Monday, August 1, 2011

A Tradition of Translation Timidity

...not the smallest letter or stroke... (Matt 5:17)

When we confess plenary and verbal inspiration of Scripture, we mean to say that we care about the details. So, I have been long supportive of the textual suggestions given by noted text-critic and Greek grammarian, Dan Wallace. He repeated them recently in part 3 of a review of NIV 2011. Wallace offers a helpfully succinct summary of why passages like Mark 16:9-20 and John 7:53-8:11 are still in our English Bibles (when they really shouldn't be):
... along with virtually every other translation on the planet, Mark 16.9-20 and John 7.53–8.11 are found in the text, even though (almost) all the translators considered them to be inauthentic. But the NIV 2011 admirably puts them in a different font and has an in-text note to show that they are rather dubious. The reasons translations keep these verses in the text even when the translators themselves do not consider them authentic is due to a tradition of timidity. But with the publication of Bart Ehrman’s Misquoting Jesus (2005), a popular book on the transmission of the New Testament text, the cat is out of the bag. Most biblical scholars—including evangelical scholars—have long recognized that these passages are most likely later additions. We do the living church no service by not fully admitting this fact in our translations. But because these two passages have a long history in printed Bibles and even in the manuscripts, they should not be eliminated altogether. Placing them in the footnotes would seem to be the best policy.
Read his entire article here. Though I am decidedly not changing English translations to NIV 2011, I am encouraged to hear of the progress being made in how these passages are treated.

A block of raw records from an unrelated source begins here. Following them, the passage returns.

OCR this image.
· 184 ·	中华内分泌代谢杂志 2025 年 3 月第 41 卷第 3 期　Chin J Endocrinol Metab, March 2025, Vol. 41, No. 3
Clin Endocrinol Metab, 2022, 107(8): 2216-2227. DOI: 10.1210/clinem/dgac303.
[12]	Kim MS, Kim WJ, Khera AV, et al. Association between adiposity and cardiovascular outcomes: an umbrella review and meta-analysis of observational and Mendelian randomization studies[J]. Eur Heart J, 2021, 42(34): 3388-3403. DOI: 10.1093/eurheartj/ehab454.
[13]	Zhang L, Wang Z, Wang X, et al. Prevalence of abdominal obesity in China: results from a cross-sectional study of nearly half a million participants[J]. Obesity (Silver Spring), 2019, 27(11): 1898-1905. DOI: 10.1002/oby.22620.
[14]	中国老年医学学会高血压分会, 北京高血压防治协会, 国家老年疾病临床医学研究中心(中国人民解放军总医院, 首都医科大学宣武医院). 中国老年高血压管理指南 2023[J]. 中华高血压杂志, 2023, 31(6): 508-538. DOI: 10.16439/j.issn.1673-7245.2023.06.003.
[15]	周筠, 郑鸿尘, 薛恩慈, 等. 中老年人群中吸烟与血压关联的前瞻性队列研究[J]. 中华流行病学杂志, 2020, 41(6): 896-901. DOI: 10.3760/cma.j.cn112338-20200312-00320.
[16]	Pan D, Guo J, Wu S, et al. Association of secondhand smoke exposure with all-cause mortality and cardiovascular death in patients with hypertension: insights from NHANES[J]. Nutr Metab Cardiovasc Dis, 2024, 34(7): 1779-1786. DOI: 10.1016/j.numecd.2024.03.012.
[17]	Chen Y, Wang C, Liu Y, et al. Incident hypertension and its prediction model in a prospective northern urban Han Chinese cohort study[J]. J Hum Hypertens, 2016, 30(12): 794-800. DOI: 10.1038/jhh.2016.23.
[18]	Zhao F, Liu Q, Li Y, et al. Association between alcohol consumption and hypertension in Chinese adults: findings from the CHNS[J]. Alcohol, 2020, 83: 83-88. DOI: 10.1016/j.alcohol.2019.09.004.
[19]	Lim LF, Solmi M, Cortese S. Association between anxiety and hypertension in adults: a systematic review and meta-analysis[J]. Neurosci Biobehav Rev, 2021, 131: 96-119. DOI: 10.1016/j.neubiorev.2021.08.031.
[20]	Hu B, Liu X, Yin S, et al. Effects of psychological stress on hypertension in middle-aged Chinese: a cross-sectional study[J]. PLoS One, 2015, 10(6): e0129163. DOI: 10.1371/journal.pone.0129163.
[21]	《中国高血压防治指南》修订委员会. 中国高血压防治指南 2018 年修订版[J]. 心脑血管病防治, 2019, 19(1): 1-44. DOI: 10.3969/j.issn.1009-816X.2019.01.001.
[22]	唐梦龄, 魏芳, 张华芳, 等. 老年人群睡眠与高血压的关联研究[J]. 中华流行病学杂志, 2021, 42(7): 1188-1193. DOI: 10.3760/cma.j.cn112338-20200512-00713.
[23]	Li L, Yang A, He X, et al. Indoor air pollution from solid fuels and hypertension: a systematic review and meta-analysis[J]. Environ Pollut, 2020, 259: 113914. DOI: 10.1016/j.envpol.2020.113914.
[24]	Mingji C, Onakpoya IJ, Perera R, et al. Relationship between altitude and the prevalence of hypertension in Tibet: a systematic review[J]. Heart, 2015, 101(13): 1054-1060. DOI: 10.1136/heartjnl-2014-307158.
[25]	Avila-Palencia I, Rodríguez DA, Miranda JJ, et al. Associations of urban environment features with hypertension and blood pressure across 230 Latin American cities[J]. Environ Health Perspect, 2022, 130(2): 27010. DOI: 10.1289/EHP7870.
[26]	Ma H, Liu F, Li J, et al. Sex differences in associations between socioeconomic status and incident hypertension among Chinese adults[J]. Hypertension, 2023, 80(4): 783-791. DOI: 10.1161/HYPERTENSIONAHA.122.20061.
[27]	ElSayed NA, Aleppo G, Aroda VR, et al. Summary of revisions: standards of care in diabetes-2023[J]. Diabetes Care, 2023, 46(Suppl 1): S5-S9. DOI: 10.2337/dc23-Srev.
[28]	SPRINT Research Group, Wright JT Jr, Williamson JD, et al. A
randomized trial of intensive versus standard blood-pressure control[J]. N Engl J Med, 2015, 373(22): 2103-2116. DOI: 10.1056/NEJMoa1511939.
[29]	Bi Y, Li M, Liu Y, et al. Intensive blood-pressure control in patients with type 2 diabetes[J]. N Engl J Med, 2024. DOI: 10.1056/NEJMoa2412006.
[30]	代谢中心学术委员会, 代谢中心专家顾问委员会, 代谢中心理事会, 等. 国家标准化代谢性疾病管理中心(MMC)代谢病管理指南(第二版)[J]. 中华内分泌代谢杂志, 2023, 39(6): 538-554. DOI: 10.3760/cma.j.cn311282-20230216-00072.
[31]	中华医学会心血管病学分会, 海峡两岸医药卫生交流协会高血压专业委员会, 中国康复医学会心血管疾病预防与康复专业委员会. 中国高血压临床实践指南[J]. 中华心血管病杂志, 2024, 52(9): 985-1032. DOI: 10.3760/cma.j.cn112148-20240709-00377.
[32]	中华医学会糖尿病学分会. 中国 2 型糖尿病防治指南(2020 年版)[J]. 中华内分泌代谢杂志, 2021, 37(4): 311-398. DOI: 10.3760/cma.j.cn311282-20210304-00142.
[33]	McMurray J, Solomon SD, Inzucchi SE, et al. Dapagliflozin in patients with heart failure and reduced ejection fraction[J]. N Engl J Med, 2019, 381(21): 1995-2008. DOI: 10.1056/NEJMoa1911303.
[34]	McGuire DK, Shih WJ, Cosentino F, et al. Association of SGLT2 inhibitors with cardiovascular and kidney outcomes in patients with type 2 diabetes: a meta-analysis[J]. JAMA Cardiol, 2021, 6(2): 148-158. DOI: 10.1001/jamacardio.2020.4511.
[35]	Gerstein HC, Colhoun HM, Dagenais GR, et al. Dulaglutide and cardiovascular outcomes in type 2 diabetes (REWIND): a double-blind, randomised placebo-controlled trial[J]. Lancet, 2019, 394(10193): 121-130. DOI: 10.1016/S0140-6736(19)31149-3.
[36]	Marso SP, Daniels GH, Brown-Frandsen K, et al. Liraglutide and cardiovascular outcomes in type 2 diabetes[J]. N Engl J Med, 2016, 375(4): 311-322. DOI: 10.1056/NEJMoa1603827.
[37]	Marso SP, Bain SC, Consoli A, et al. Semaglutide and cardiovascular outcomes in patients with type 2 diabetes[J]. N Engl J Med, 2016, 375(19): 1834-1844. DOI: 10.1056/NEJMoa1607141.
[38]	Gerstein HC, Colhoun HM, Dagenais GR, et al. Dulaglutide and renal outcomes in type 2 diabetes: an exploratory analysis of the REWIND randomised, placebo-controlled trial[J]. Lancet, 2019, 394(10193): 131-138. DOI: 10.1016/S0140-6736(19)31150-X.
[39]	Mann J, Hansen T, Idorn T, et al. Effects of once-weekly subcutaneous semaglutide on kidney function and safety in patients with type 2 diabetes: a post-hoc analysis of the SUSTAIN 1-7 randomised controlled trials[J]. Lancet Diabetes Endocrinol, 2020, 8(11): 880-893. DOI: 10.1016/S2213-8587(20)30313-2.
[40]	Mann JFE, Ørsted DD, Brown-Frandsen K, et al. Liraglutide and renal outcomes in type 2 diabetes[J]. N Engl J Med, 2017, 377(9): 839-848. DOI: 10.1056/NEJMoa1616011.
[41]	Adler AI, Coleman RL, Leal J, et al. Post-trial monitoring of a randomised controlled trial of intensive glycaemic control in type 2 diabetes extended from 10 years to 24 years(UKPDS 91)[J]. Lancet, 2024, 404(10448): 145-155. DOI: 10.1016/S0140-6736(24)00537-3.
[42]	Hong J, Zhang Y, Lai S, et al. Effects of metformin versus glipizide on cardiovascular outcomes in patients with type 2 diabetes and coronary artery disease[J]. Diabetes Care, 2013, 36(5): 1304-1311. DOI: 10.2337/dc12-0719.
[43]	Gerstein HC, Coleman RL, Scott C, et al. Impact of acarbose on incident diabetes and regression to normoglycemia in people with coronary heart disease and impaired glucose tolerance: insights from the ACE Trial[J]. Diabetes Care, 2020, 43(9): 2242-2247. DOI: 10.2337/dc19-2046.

In an earlier article, Wallace addressed this further in respect to Ehrman's "revelations" (i.e., his attempts to make money and gain prominence by sensationalizing what has been widely-known and public for centuries):
As I noted in my review in JETS [see The Gospel According to Bart], keeping these two pericopae in our Bibles rather than relegating them to the footnotes seems to have been a bomb just waiting to explode. All Ehrman did was to light the fuse. One lesson we must learn from Misquoting Jesus is that those in ministry need to close the gap between the church and the academy. We have to educate believers. Instead of trying to isolate laypeople from critical scholarship, we need to insulate them. They need to be ready for the barrage, because it is coming. The intentional dumbing down of the church for the sake of filling more pews will ultimately lead to defection from Christ.
Read Wallace, "My Favorite Passage That's Not in the Bible."

I have long been persuaded that Wallace's approach is discerning and pastorally necessary. Isolation is always the wrong approach; we must equip, educate and "insulate" the Church from the attacks of the evil one. You know, something like "destroying speculations" or preventing Christians from being taken "captive through philosophy and empty deception." Radical concepts, but maybe they're worth trying?

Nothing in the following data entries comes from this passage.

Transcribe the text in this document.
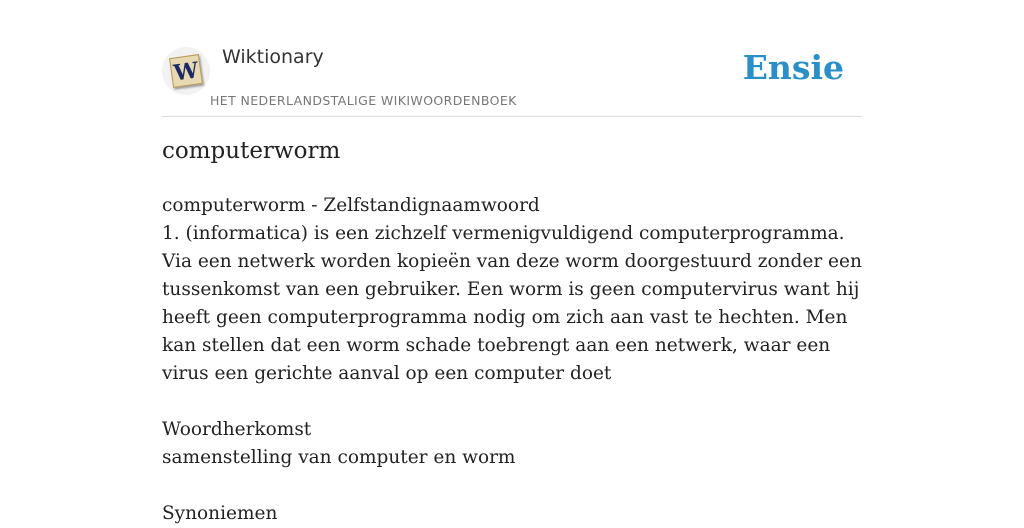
W
Wiktionary
HET NEDERLANDSTALIGE WIKIWOORDENBOEK
Ensie
computerworm

computerworm - Zelfstandignaamwoord

1. (informatica) is een zichzelf vermenigvuldigend computerprogramma. Via een netwerk worden kopieën van deze worm doorgestuurd zonder een tussenkomst van een gebruiker. Een worm is geen computervirus want hij heeft geen computerprogramma nodig om zich aan vast te hechten. Men kan stellen dat een worm schade toebrengt aan een netwerk, waar een virus een gerichte aanval op een computer doet

Woordherkomst

samenstelling van computer en worm

Synoniemen
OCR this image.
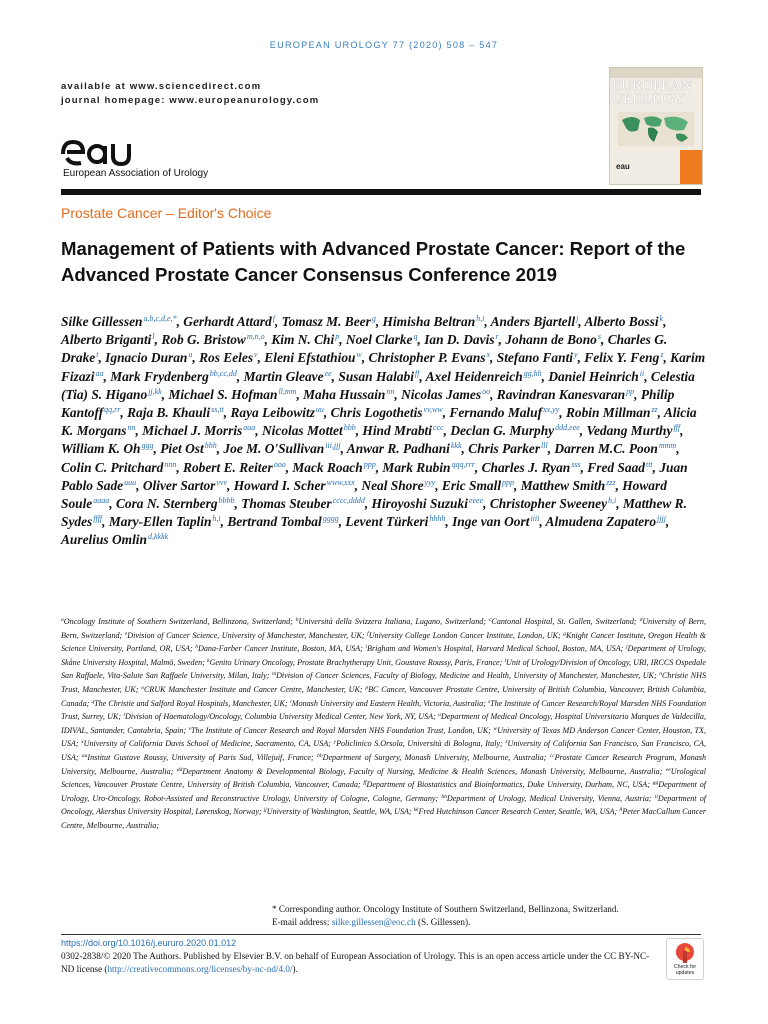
EUROPEAN UROLOGY 77 (2020) 508 – 547
available at www.sciencedirect.com
journal homepage: www.europeanurology.com
European Association of Urology
EUROPEAN
UROLOGY
eau
Prostate Cancer – Editor's Choice
Management of Patients with Advanced Prostate Cancer: Report of the Advanced Prostate Cancer Consensus Conference 2019
Silke Gillessen$^{a,b,c,d,e,*}$, Gerhardt Attard$^f$, Tomasz M. Beer$^g$, Himisha Beltran$^{h,i}$, Anders Bjartell$^j$, Alberto Bossi$^k$, Alberto Briganti$^l$, Rob G. Bristow$^{m,n,o}$, Kim N. Chi$^p$, Noel Clarke$^q$, Ian D. Davis$^r$, Johann de Bono$^s$, Charles G. Drake$^t$, Ignacio Duran$^u$, Ros Eeles$^v$, Eleni Efstathiou$^w$, Christopher P. Evans$^x$, Stefano Fanti$^y$, Felix Y. Feng$^z$, Karim Fizazi$^{aa}$, Mark Frydenberg$^{bb,cc,dd}$, Martin Gleave$^{ee}$, Susan Halabi$^{ff}$, Axel Heidenreich$^{gg,hh}$, Daniel Heinrich$^{ii}$, Celestia (Tia) S. Higano$^{jj,kk}$, Michael S. Hofman$^{ll,mm}$, Maha Hussain$^{nn}$, Nicolas James$^{oo}$, Ravindran Kanesvaran$^{pp}$, Philip Kantoff$^{qq,rr}$, Raja B. Khauli$^{ss,tt}$, Raya Leibowitz$^{uu}$, Chris Logothetis$^{vv,ww}$, Fernando Maluf$^{xx,yy}$, Robin Millman$^{zz}$, Alicia K. Morgans$^{nn}$, Michael J. Morris$^{aaa}$, Nicolas Mottet$^{bbb}$, Hind Mrabti$^{ccc}$, Declan G. Murphy$^{ddd,eee}$, Vedang Murthy$^{fff}$, William K. $Oh^{ggg}$, Piet Ost$^{hhh}$, Joe M. O'Sullivan$^{iii,jjj}$, Anwar R. Padhani$^{kkk}$, Chris Parker$^{lll}$, Darren M.C. Poon$^{mmm}$, Colin C. Pritchard$^{nnn}$, Robert E. Reiter$^{ooo}$, Mack Roach$^{ppp}$, Mark Rubin$^{qqq,rrr}$, Charles J. Ryan$^{sss}$, Fred Saad$^{ttt}$, Juan Pablo Sade$^{uuu}$, Oliver Sartor$^{vvv}$, Howard I. Scher$^{www,xxx}$, Neal Shore$^{yyy}$, Eric Small$^{ppp}$, Matthew Smith$^{zzz}$, Howard Soule$^{aaaa}$, Cora N. Sternberg$^{bbbb}$, Thomas Steuber$^{cccc,dddd}$, Hiroyoshi Suzuki$^{eeee}$, Christopher Sweeney$^{h,i}$, Matthew R. Sydes$^{ffff}$, Mary-Ellen Taplin$^{h,i}$, Bertrand Tombal$^{gggg}$, Levent Türkeri$^{hhhh}$, Inge van Oort$^{iiii}$, Almudena Zapatero$^{jjjj}$, Aurelius Omlin$^{d,kkkk}$
$^a$Oncology Institute of Southern Switzerland, Bellinzona, Switzerland; $^b$Università della Svizzera Italiana, Lugano, Switzerland; $^c$Cantonal Hospital, St. Gallen, Switzerland; $^d$University of Bern, Bern, Switzerland; $^e$Division of Cancer Science, University of Manchester, Manchester, UK; $^f$University College London Cancer Institute, London, UK; $^g$Knight Cancer Institute, Oregon Health & Science University, Portland, OR, USA; $^h$Dana-Farber Cancer Institute, Boston, MA, USA; $^i$Brigham and Women's Hospital, Harvard Medical School, Boston, MA, USA; $^j$Department of Urology, Skåne University Hospital, Malmö, Sweden; $^k$Genito Urinary Oncology, Prostate Brachytherapy Unit, Goustave Roussy, Paris, France; $^l$Unit of Urology/Division of Oncology, URI, IRCCS Ospedale San Raffaele, Vita-Salute San Raffaele University, Milan, Italy; $^m$Division of Cancer Sciences, Faculty of Biology, Medicine and Health, University of Manchester, Manchester, UK; $^n$Christie NHS Trust, Manchester, UK; $^o$CRUK Manchester Institute and Cancer Centre, Manchester, UK; $^p$BC Cancer, Vancouver Prostate Centre, University of British Columbia, Vancouver, British Columbia, Canada; $^q$The Christie and Salford Royal Hospitals, Manchester, UK; $^r$Monash University and Eastern Health, Victoria, Australia; $^s$The Institute of Cancer Research/Royal Marsden NHS Foundation Trust, Surrey, UK; $^t$Division of Haematology/Oncology, Columbia University Medical Center, New York, NY, USA; $^u$Department of Medical Oncology, Hospital Universitario Marques de Valdecilla, IDIVAL, Santander, Cantabria, Spain; $^v$The Institute of Cancer Research and Royal Marsden NHS Foundation Trust, London, UK; $^w$University of Texas MD Anderson Cancer Center, Houston, TX, USA; $^x$University of California Davis School of Medicine, Sacramento, CA, USA; $^y$Policlinico S.Orsola, Università di Bologna, Italy; $^z$University of California San Francisco, San Francisco, CA, USA; $^{aa}$Institut Gustave Roussy, University of Paris Sud, Villejuif, France; $^{bb}$Department of Surgery, Monash University, Melbourne, Australia; $^{cc}$Prostate Cancer Research Program, Monash University, Melbourne, Australia; $^{dd}$Department Anatomy & Developmental Biology, Faculty of Nursing, Medicine & Health Sciences, Monash University, Melbourne, Australia; $^{ee}$Urological Sciences, Vancouver Prostate Centre, University of British Columbia, Vancouver, Canada; $^{ff}$Department of Biostatistics and Bioinformatics, Duke University, Durham, NC, USA; $^{gg}$Department of Urology, Uro-Oncology, Robot-Assisted and Reconstructive Urology, University of Cologne, Cologne, Germany; $^{hh}$Department of Urology, Medical University, Vienna, Austria; $^{ii}$Department of Oncology, Akershus University Hospital, Lørenskog, Norway; $^{jj}$University of Washington, Seattle, WA, USA; $^{kk}$Fred Hutchinson Cancer Research Center, Seattle, WA, USA; $^{ll}$Peter MacCallum Cancer Centre, Melbourne, Australia;
* Corresponding author. Oncology Institute of Southern Switzerland, Bellinzona, Switzerland.
E-mail address: silke.gillessen@eoc.ch (S. Gillessen).
https://doi.org/10.1016/j.eururo.2020.01.012
0302-2838/© 2020 The Authors. Published by Elsevier B.V. on behalf of European Association of Urology. This is an open access article under the CC BY-NC-ND license (http://creativecommons.org/licenses/by-nc-nd/4.0/).	Check for updates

To be sure, every translation committee must consider "ecclesiastical usage." That is, how the Church has read the Bible. This is why, for example, ἐκκλησία (ekklesia) is consistently translated "church," rather than "assembly" or "congregation." Even though our word "church" is properly derived from κυριακός [kuriakos], "of the Lord" or "the Lord's" in 1 Cor 11:20; Rev 1:10 (the Scots are closest with "kirk"). William Tyndale had ἐκκλησία right the first time with "congregation."

Nor is ecclesiastical usage always improper. I, for one, am not eager to see ἱλαστήριον, hilastarion rendered by anything other than "propitiation" (e.g., Rom 3:25).

So though ecclesiastical usage has its place in Bible translation, it must not drive textual or translation decisions. Leaving passages like Mark 16:9-20 and John 7:53-8:11 in the same flow of the canonical text - just because the publisher does not want to handle the deluge of angry e-mails that are sure to follow their exclusion - just seems irresponsible.

Furthermore, this practice actually undermines our confidence in the inerrant text and undoes all that was accomplished in the Reformation's call to sola scriptura. For a vigorous application of "ecclesiastical usage" amounts essentially to a Roman Catholic view of binding authoritative tradition.

By not distinguishing these inauthentic passages - something like Wallace's footnote proposal - we are truly doing a great disservice. By offering a more transparent admittance of what we have known (for centuries!), we give greater witness to the text of Scripture and greater credibility to the preaching and teaching within the Church.

(NB, MacArthur's recent sermon, "The Fitting End to Mark’s Gospel").